8. Get senior leaders actively involved in the innovation process
Sometimes we forget that before our executives were “keepers of our culture,” they were frontline “doers.” That’s how they got to where they are.
Don’t be afraid to ask executives to get actively involved in projects they’re sponsoring. You might be surprised how many executives would jump at the opportunity to take part in some small portion of a project that gets them outside of their everyday duties.
We know they can’t be there for the entire design process, but we do know what they can gain from taking part in the early insights and empathy-building: a deeper understanding of your process and an increased sense of ownership, excitement, and interest.
Cedars-Sinai in Los Angeles is one health system that is embracing this approach. Manager for Care Innovation & Design at Cedars-Sinai, Joseph Castongia says that executive involvement resonates with leaders because it “makes the projects more real for them rather than just looking at data or listening to some third-party group presenting-out their findings."
They schedule “at least one interview, observation, or empathy gaining activities with the executive sponsor of the project. We also like to try and include them in at least one unpacking session.”
Castongia said that long after their involvement, executives still tend to reflect on the effect that those empathy and unpacking experiences had on them. Leaders mentioned increased understanding of the problem area context, increased leverage to move ideas forward and the ability to more succinctly create buy-in for other executives.
A little more action please…
A core tenant of the of Design Thinking is to have a “bias towards action,” and as a student and practitioner of Design Thinking, I tend to err on the side of action. I’ve found that it’s so much better to start something and stop, or pivot, than to analyze something to death. Making ideas real, even if imperfect, is the quickest way making an impact.
Over the years, I’ve had the opportunity to speak with hundreds of healthcare and non-healthcare companies from every level of the innovation-ready-spectrum. Sharing the “joys and pains of innovation” was not only a job but quickly became a passion. And as I talked to more companies struggling to make their mark on the healthcare innovation landscape, I realized that many of them struggled with how even to begin; surely the hardest part of the journey.
Mark Twain famously wrote, “The secret of getting ahead is getting started. The secret of getting started is breaking your complex, overwhelming tasks into small, manageable task, then starting on the first one.”

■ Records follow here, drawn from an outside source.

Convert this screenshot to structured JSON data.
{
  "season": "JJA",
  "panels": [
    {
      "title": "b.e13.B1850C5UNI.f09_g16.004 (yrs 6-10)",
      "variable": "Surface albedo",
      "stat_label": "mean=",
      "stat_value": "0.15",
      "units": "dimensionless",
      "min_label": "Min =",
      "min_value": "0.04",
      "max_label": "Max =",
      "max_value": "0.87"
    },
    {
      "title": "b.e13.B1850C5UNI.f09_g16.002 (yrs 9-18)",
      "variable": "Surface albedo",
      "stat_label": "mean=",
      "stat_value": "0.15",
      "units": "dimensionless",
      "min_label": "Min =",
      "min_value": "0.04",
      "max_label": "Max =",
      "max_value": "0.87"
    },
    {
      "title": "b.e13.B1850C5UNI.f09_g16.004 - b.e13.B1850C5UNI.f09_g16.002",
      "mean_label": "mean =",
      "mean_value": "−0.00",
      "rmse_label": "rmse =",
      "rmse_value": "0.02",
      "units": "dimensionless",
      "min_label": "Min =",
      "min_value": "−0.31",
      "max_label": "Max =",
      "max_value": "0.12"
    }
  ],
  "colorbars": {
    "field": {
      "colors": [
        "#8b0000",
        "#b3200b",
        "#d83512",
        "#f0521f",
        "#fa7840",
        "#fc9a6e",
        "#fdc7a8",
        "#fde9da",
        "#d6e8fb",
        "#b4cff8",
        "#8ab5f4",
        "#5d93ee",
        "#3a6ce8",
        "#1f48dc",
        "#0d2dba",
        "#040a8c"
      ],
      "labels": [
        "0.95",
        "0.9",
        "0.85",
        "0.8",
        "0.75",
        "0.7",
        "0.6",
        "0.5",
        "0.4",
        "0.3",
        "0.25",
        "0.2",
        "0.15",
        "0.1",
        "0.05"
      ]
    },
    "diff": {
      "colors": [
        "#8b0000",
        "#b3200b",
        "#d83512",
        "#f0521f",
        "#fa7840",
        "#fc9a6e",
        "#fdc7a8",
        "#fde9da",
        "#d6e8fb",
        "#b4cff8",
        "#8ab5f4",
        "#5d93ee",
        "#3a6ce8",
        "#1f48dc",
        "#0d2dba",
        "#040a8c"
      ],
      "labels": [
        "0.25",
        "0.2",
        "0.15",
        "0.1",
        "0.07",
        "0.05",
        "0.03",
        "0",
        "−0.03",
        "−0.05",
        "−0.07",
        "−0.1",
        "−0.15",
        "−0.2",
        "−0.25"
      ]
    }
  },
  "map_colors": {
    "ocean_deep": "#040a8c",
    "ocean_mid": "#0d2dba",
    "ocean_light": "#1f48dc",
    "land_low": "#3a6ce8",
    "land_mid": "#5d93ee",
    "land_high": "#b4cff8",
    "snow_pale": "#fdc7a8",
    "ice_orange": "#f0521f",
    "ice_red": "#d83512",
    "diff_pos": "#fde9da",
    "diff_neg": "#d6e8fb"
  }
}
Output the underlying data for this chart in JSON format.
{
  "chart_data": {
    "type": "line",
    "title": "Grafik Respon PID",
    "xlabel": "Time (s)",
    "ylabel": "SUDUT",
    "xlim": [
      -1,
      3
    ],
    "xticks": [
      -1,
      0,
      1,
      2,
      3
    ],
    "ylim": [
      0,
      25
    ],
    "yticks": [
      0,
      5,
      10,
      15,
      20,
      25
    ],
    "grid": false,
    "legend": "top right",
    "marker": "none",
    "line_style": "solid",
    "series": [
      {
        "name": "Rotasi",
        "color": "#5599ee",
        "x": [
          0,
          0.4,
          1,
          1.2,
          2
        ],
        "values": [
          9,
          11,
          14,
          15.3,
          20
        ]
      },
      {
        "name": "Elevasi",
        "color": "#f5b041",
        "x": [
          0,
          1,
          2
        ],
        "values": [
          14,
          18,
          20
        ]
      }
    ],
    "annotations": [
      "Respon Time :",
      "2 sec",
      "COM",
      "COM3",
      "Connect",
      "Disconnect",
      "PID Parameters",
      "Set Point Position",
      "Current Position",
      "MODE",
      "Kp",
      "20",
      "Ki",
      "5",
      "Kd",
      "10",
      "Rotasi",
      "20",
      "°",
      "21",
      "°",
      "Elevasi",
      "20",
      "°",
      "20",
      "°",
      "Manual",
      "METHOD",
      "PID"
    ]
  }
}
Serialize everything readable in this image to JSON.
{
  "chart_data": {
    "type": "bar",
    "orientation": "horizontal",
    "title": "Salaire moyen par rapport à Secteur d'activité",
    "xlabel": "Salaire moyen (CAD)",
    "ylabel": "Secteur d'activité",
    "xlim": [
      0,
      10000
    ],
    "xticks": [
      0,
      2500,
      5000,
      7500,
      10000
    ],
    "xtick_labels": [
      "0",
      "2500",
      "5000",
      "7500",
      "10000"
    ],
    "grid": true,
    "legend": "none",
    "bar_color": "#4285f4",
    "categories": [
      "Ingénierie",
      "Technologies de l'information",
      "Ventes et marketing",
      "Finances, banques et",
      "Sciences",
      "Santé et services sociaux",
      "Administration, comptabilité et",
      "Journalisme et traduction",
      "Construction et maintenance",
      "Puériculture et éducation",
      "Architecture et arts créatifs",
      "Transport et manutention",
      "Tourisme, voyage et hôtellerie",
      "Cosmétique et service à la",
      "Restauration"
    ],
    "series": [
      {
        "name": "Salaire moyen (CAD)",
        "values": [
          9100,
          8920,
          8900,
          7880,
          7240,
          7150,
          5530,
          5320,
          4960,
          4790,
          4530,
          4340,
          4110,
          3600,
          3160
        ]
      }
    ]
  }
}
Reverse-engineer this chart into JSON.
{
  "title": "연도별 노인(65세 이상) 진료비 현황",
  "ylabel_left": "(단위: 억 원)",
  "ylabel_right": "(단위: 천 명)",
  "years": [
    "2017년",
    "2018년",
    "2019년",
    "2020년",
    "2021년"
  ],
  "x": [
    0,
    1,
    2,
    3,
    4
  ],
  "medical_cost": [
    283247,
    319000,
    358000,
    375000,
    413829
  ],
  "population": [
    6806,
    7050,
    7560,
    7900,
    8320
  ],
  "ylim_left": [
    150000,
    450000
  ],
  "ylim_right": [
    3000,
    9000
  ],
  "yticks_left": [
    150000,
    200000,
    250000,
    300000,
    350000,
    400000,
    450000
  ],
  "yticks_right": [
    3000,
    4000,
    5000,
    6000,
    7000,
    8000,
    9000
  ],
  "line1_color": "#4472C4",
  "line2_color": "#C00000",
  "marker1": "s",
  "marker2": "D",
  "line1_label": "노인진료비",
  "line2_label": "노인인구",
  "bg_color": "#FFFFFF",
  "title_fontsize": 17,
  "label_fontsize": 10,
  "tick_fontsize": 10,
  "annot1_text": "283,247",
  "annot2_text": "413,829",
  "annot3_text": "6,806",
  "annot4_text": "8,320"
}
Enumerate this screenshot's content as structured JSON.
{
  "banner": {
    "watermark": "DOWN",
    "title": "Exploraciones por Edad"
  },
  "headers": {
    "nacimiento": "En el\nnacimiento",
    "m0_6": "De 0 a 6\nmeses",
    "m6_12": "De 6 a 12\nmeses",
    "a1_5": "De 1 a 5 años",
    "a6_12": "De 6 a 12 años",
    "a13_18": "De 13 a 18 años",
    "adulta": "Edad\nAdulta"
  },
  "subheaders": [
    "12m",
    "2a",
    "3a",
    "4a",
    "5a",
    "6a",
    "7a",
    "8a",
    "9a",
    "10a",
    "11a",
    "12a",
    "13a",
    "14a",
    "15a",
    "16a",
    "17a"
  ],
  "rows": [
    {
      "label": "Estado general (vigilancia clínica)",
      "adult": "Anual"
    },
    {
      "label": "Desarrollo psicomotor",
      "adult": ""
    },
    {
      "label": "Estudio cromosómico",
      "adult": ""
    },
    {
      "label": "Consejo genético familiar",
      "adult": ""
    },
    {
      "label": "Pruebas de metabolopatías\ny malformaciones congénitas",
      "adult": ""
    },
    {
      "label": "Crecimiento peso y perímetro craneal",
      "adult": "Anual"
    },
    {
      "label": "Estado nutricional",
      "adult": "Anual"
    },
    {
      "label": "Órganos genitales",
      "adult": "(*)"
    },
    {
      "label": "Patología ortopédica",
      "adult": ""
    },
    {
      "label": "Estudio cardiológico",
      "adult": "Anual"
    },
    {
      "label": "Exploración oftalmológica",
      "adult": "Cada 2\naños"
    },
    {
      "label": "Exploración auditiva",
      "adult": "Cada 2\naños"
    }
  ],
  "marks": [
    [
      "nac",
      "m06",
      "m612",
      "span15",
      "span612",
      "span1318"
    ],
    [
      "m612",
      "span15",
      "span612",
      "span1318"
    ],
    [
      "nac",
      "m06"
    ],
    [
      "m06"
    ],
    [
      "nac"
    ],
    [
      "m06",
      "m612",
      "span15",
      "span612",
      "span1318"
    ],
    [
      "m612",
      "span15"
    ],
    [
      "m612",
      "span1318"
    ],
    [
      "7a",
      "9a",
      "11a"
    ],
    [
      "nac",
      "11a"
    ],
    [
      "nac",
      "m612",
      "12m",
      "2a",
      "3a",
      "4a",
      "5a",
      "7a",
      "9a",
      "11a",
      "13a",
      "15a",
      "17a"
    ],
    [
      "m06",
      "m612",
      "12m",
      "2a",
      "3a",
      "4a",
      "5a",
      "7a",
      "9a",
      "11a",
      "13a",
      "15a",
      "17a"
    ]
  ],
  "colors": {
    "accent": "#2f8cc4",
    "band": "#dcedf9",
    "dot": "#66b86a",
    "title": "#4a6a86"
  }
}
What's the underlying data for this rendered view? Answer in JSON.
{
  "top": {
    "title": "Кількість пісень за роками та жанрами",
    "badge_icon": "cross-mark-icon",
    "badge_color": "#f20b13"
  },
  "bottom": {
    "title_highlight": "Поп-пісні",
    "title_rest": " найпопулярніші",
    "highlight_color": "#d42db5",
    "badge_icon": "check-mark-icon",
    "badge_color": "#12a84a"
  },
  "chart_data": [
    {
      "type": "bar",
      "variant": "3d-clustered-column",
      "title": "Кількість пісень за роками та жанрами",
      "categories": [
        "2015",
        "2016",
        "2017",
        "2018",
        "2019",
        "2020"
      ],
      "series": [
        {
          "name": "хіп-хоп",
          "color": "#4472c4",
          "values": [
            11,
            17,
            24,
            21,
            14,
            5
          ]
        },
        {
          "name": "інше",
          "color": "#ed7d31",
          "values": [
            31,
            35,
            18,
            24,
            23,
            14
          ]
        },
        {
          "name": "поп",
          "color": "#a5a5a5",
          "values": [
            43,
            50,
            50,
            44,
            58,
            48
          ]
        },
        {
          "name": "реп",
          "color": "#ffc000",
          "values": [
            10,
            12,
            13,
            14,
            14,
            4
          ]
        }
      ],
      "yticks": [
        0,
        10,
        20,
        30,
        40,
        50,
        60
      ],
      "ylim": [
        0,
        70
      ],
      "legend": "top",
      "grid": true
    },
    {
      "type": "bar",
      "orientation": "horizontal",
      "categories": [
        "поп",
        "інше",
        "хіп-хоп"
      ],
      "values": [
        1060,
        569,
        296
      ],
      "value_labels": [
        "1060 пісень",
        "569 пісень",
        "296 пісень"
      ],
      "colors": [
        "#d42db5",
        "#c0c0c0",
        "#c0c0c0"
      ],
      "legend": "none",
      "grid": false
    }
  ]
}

“The secret of getting ahead is getting started. The secret of getting started is breaking your complex, overwhelming tasks into small, manageable task, then starting on the first one.” — Mark Twain
So take a long, reflective gander at that well-meaning, innovation-cliché-filled slide deck and ask yourself what you can do to turn those bullet points into action points. What’s your first step in transitioning from talking about being innovative, to actually being innovative?